Prêt à passer à l'action

Une entreprise comme celle de Norbert Guillou doit faire face à la flambée des prix du carburant, et aussi désormais à des difficultés d'approvisionnement. Est-ce le résultat de commandes massives, anticipées ? En tout cas, il devient chaque jour plus compliqué de se faire livrer, et de se faire livrer le volume espéré. Pour l'entrepreneur, "sur 4 fournisseurs de carburant, il y en a un qu'il ne peut pas joindre, il ne répond plus. Un autre est à 2,81 euros le litre, et peut livrer 2000 litres mais avec 2000 litres il ne fait rien..."

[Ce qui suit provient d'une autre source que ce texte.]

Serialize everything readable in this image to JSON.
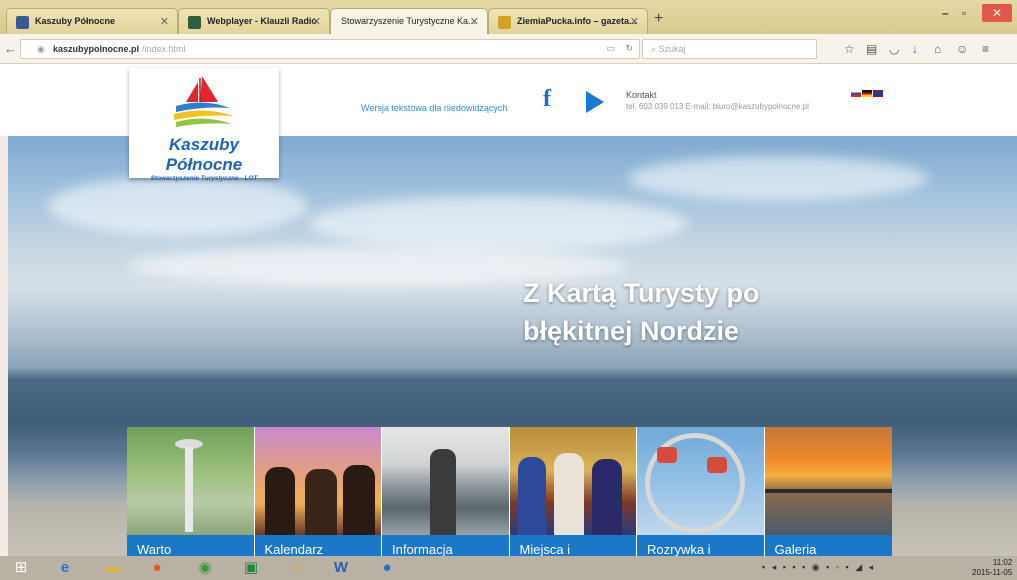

Norbert Guillou avait participé au blocage du dépôt pétrolier de Lorient, en 2019, et se dit prêt à nouveau à passer à l'action, si le gouvernement n'annonce pas rapidement des mesures de soutien aux entreprises touchées par la flambée du prix des carburants. Le patron de l'entreprise TPSL compte maintenant sur une initiative rapide du gouvernement :

"Je pense que le gouvernement aujourd'hui peut faire un effort, peut réduire les taxes, momentanément. Pendant le covid, ils ont participé, au niveau des restaurants, à tous les niveaux, nous on a rien eu du tout. Aujourd'hui, c'est nous qui avons un gros souci, je pense qu'on peut avoir des aides. S'il n'y a pas d'annonce, si on a rien d'ici la fin de la semaine ou début de semaine prochaine, on n'aura pas le choix que de sortir, pour montrer notre mécontentement, et là il n'y aura pas que les TP, il y aura les transporteurs, les taxis, les ambulanciers, les pêcheurs... Tout le monde aujourd'hui à le même problème."

 

Norbert Guillou dirige une entreprise de travaux publics à Caudan
Crédit : Yann Launay

Le gouvernement devrait présenter la semaine prochaine son "plan de résilience" pour aider les entreprises impactées par les conséquences de la guerre en Ukraine.